Greetings from Atlanta, GA! Environments for Aging started today (Sunday) and I flew in a couple days early to visit my 94-year-old great-aunt, Stefanie. She embodies a person who is aging joyfully, in a wonderful Continuing Care Retirement Community just outside of Atlanta – Park Springs, in Stone Mountain. But more on that another time. Today, I want to talk about National Horticultural Therapy Week, which started today.
Horticultural Therapy (HT) uses plants, gardens, and other aspects of nature to improve people’s social, spiritual, physical and emotional well-being. According to the American Horticultural Therapy Association (AHTA) website, it is “the engagement of a person in gardening-related activities, facilitated by a trained therapist, to achieve specific treatment goals.” And from Rebecca Haller, HTM, “Horticultural therapy is a professionally conducted client-centered treatment modality that utilizes horticulture activities to meet specific therapeutic or rehabilitative goals of its participants. The focus is to maximize social, cognitive, physical and/or psychological functioning and/or to enhance general health and wellness” (from the Horticultural Therapy Institute website).

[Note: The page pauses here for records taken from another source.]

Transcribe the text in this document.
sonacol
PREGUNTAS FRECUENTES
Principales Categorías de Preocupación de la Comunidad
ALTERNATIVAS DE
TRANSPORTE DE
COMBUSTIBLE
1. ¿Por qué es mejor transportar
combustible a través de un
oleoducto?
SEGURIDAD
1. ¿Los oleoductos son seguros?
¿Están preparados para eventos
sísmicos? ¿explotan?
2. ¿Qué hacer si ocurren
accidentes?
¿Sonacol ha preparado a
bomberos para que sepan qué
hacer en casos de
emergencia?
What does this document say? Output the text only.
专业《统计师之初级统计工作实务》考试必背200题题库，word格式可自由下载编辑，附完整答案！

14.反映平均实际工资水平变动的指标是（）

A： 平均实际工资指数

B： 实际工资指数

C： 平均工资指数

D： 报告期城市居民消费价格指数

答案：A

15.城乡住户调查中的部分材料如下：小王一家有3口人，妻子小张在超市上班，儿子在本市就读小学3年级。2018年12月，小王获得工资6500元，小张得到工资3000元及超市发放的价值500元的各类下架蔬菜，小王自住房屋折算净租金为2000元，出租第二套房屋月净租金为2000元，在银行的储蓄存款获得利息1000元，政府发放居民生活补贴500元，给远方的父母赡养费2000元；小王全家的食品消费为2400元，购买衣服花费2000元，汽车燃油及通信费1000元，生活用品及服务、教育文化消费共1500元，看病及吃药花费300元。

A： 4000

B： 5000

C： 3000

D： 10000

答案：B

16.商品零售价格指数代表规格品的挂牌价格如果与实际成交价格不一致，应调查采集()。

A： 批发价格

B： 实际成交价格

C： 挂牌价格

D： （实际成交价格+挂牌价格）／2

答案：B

The Therapeutic Landscapes Network has an HT page where you can find links to relevant organizations (including the American Horticultural Therapy Association, the Canadian HTA, and the German Association for Horticulture and Therapy, as well as the Horticultural Therapy Institute) and resources online and in print. The AHTA publishes a very fine peer-reviewed journal, the Journal of Therapeutic Horticulture, and that alone is worth every penny of AHTA membership. Any designer or researcher involved in this area of the field should really be a member of this organization.
Which brings me to an announcement about AHTA’s fall conference, which will be in Asheville, NC from 10/21-10/23/2011. Call for submission is open until April 15 – have something you think would be interesting to horticultural therapist regarding HT, research, case studies, design, or work experience? Give it a shot! The conferences are always good for learning and networking. For more info, visit the AHTA website, www.ahta.org.
Today one of the tours at Environments for Aging was of Wesley Woods Center, a specialty geriatric care component of Emory Healthcare with a 64-acre campus with an excellent HT program. Because of schedule conflicts, I wasn’t be able to attend the group tour today (which I heard rave reviews about), but I will have the good fortune of getting a private tour with horticultural therapist (HTR) Kirk Hines on Wednesday afternoon. I’m looking forward to finally meeting Kirk in person, after many years of email correspondence, and to sharing what I learn on the blog.
So enjoy this week, National Horticultural Therapy week; take some time to learn about it, perhaps even take advantage of an event in your community or region being organized by AHTA or one of their many regional chapters.